Die wichtigste Erkenntnis lautet, dass jedes Marketingmaterial von allem zumindest ein wenig enthalten muss. Ein Warum-Thought-Leadership-Inhalt benötigt weiterhin ein gewisses Maß an technisch korrektem Was/Wie und eine technische Anleitung zumindest ein wenig Warum zur Einordnung. Je komplexer ein Produkt ist, desto mehr Kontext brauchen technische Käufer, um es zu verstehen, und desto differenziertere, klare Erklärungen der Funktionen benötigen nicht technische Käufer.
„ Führe Kundeninterviews, Nicht Nur Wegen Der Marketingvorteile, Sondern Für Die Echte Lernerfahrung.“
Empfehlungen von Ryan Robinson, dem Head of Content bei Close und Blogger bei ryrob.com
Ich habe mit vielen Kunden gearbeitet – Zendesk, Intuit, Adobe, Google for Entrepreneurs. Viele von ihnen sind äußerst komplex und weisen zahlreiche Nuancen auf, aber die Arbeit mit ihnen hat auch viel Spaß gemacht.
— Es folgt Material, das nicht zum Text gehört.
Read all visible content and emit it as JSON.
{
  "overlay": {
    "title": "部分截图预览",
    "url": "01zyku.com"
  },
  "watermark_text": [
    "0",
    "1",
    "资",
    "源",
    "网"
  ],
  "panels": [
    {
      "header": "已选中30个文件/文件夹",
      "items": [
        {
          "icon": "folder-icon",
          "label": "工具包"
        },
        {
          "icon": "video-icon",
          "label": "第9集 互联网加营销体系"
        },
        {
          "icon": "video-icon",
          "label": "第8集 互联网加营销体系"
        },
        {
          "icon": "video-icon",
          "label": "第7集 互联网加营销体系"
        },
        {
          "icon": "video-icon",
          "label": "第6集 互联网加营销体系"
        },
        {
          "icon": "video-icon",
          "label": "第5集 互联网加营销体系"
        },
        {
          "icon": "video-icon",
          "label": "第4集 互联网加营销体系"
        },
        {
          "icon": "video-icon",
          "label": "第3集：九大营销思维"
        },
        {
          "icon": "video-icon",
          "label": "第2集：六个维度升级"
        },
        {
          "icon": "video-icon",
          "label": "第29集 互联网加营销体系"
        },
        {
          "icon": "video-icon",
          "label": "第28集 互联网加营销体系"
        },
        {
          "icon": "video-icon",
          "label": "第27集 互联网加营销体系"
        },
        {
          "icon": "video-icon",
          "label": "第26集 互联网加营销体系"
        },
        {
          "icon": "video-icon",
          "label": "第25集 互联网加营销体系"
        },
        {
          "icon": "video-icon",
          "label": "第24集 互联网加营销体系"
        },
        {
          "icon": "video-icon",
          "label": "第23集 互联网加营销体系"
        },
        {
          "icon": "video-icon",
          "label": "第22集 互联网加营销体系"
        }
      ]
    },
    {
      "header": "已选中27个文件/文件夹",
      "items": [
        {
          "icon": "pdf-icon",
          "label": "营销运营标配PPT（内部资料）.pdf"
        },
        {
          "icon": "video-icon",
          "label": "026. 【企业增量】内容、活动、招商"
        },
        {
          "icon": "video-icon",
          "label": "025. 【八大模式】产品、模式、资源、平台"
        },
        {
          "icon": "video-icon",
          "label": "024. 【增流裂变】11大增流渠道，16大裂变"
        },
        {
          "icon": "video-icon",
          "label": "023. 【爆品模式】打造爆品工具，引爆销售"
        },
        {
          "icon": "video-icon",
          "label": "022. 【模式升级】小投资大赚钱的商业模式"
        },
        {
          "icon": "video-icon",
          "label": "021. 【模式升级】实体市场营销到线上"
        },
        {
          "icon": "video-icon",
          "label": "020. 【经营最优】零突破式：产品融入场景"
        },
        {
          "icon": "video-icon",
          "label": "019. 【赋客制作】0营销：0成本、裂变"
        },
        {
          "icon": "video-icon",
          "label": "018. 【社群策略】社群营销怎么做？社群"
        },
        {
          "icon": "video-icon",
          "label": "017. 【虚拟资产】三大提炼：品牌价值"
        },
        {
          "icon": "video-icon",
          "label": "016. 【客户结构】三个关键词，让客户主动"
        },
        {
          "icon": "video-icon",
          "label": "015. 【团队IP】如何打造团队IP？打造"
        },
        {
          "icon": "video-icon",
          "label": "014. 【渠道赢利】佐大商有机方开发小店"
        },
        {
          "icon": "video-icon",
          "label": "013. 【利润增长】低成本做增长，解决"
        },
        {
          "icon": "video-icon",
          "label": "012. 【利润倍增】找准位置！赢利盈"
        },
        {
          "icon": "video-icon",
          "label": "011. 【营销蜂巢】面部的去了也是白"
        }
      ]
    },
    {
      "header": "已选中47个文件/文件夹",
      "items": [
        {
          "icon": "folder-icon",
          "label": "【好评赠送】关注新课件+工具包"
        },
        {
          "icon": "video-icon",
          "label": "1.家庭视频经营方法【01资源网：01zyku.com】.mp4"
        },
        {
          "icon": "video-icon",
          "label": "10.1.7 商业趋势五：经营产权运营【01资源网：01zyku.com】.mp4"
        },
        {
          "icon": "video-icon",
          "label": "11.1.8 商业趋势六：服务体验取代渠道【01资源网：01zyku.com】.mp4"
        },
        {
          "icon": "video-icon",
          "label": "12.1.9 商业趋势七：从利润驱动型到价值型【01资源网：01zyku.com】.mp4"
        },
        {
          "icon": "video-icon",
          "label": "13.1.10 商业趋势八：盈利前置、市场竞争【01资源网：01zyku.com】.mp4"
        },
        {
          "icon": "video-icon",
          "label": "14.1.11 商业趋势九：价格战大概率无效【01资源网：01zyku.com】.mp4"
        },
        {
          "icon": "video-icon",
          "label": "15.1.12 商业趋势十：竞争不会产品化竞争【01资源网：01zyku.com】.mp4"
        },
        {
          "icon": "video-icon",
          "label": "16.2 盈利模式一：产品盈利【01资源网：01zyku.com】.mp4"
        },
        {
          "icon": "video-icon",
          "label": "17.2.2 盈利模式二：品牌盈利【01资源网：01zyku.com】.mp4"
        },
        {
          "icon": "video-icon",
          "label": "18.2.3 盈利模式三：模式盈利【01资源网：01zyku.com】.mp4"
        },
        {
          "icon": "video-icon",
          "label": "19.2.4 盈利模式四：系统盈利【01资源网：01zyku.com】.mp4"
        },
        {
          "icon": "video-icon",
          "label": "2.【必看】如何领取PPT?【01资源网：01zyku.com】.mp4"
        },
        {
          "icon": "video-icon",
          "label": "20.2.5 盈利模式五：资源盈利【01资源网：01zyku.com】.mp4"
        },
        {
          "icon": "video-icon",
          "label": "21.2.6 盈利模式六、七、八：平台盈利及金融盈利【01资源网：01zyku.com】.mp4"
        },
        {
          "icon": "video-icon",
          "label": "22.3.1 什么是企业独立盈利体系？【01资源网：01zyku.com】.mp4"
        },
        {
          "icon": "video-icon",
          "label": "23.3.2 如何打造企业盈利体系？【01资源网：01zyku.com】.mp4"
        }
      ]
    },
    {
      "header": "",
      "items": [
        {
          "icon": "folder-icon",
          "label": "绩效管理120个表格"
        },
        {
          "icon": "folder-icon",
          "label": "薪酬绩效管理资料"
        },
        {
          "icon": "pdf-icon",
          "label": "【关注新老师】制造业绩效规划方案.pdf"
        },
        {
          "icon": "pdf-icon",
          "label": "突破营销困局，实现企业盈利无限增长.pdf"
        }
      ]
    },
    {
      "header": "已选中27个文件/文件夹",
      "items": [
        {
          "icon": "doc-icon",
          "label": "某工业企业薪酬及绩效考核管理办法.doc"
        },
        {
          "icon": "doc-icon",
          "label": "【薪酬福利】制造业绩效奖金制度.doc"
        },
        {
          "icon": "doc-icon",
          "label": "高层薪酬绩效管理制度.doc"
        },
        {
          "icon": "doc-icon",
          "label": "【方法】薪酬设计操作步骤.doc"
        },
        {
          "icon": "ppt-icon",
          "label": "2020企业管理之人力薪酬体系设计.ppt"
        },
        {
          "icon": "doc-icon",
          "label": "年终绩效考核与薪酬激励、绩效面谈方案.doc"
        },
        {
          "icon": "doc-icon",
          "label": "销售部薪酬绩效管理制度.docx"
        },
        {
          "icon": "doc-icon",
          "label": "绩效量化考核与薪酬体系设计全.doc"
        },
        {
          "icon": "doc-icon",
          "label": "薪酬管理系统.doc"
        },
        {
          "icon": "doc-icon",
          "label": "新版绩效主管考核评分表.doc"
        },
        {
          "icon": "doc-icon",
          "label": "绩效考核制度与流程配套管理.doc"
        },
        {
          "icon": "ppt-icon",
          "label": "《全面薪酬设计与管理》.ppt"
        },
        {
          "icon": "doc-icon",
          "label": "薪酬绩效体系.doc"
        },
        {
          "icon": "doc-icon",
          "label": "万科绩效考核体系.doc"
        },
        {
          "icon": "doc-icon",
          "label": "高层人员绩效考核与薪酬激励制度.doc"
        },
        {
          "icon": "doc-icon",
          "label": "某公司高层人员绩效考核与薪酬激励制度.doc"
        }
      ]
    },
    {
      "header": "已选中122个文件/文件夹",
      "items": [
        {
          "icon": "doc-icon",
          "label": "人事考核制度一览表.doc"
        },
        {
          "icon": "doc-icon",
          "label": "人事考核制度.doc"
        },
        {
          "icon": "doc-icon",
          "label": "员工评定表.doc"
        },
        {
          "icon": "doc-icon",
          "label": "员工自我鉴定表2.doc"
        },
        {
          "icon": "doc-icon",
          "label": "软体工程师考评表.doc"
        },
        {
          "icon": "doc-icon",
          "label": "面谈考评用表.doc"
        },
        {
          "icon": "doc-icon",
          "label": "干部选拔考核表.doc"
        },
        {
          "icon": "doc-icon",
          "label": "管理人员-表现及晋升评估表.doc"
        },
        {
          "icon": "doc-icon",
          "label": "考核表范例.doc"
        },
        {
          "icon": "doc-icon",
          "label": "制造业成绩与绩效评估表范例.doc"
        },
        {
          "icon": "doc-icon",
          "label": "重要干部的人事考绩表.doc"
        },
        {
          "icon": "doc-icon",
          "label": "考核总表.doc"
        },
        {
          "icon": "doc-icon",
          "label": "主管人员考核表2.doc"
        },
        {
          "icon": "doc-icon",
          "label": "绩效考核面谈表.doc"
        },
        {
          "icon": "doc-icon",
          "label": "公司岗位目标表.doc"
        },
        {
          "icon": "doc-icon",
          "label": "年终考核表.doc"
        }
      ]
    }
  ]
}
Der wichtigste Rat ist, ernsthaft darin zu investieren, deine Zielkunden zu verstehen. Mit "investieren" meine ich, tatsächlich Zeit dafür einzuplanen, die du mit diesen Menschen verbringst. Führe Kundeninterviews, nicht nur wegen der Marketingvorteile, sondern für die echte Lernerfahrung.
Aus diesen Erfahrungen haben wir gelernt, dass wir regelmäßig Ideen für neue Funktionen entwickeln und vor allem bessere Möglichkeiten finden, uns zu positionieren und diesen konkreten Kundensegmenten unser Wertversprechen zu vermitteln.
Mein wichtigster Rat lautet daher, dich intensiv damit auseinanderzusetzen, deine Kunden zu verstehen und ihnen wirklich zu helfen. Konzentriere dich dabei nicht nur auf Produktfunktionen, sondern auch darauf, wie deine Marke, deine Tools und deine Dienstleistungen ihr Leben nachhaltig beeinflussen können. Dein Ziel sollte sein, ihren Alltag reibungsloser zu gestalten, ihre Arbeitseffizienz zu erhöhen und ihnen zu mehr Geschäftsabschlüssen zu verhelfen. Auf diese Leitprinzipien stützen wir uns bei unserer Kundenforschung.